Este fue el contexto en el que los industriales norteamericanos aceptaron a regañadientes el New Deal, porque además estaba el peligro de que Europa organizase un poder organizado que se lanzase sobre Estados Unidos para ganar la disputa por la transición de hegemonía.

Por eso el New Deal realmente no funcionaba antes de la guerra. No ya por la fragmentación en la oligarquía, que también. Influían factores como la seducción del fascismo y de la negación de la Ilustración, tanto por la derecha como por la izquierda, pudiéndose dar una fase fascista, como la italiana, una fase de alianza entre rojos y fascistas, en la que los fascistas, como siempre, acaban por barrer a los rojos, o bien que se diera una revolución obrera inflamada por el desastre social.

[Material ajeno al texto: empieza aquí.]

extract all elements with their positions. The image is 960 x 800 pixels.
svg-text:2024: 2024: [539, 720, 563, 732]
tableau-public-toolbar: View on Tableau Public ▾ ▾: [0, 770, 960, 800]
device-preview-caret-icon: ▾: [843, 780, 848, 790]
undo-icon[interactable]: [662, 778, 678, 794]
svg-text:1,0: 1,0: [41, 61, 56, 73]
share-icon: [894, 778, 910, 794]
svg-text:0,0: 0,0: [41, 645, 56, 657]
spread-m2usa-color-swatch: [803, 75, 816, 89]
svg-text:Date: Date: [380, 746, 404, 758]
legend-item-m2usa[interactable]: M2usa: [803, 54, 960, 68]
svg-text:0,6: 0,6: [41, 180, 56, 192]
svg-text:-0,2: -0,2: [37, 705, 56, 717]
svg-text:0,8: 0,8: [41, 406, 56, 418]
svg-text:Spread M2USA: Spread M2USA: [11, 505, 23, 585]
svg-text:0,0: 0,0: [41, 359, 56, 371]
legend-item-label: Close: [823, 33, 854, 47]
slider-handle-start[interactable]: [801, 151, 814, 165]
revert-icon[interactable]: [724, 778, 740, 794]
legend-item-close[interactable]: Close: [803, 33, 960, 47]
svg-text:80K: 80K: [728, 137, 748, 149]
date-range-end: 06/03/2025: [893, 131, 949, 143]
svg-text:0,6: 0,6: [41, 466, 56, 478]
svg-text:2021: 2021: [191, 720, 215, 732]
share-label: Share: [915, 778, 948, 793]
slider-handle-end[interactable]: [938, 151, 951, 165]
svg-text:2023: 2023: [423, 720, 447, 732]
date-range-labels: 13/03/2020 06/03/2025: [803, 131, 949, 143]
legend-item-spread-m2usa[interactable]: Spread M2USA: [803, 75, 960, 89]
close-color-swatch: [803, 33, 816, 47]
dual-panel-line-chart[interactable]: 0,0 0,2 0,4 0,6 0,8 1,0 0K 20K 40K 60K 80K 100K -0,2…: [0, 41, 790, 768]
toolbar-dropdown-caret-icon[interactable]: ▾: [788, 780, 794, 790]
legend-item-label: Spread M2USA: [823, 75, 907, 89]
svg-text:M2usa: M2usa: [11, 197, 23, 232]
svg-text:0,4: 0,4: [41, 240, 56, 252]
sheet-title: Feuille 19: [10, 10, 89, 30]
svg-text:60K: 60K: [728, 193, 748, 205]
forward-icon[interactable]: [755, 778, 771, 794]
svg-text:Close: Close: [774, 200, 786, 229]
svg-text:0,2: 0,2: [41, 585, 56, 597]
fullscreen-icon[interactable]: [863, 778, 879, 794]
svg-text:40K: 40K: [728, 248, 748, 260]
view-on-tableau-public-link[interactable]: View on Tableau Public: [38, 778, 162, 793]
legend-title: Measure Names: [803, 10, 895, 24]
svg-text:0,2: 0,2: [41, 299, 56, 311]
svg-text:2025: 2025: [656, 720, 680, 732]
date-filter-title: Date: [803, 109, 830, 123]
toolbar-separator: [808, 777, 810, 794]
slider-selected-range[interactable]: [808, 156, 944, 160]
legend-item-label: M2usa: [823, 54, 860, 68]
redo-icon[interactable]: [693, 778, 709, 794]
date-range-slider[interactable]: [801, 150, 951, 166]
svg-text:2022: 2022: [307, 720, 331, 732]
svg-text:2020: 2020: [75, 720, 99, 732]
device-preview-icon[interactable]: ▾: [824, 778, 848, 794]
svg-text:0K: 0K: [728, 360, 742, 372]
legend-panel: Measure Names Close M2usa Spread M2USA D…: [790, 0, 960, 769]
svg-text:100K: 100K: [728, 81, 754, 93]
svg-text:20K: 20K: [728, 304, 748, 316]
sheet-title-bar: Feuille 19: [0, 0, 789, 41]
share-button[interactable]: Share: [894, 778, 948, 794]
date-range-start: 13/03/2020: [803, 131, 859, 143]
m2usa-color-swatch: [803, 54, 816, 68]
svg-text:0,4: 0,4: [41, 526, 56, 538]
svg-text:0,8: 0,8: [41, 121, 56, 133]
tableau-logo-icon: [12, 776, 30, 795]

Además, el New Deal se demostró imposible de aplicar a un sólo país, siendo necesario una reformulación de los principios vinculados a Kant, un mayor y más profundo multilateralismo (por ejemplo, Bretton Woods) y un gran pacto social-laboral descendente (y excluyente para los declarados disidentes: los comunistas).

La diferencia con Trump y su círculo es el contexto social, laboral, y de transición de hegemonía, en todos los factores. Y que alrededor suyo se unan visiones rojas y fascistas adaptadas a este momento histórico concreto, el mesianismo y el influjo religioso, el conservadurismo, el aislacionismo nacionalista como forma de proteger los intereses de una clase dominante que se puede ver obligada a ceder su testigo ante unas nuevas élites, también académicas, sociales, culturales, empresariales y sindicales. El papel de los retadores del Imperio decadente también juega un elemento central.

Por añadir otro detalle de la cultura pop, no deja de ser interesante que el debut del Joker se produce el 25 de abril de 1940 de la mano de Batman en su primer número.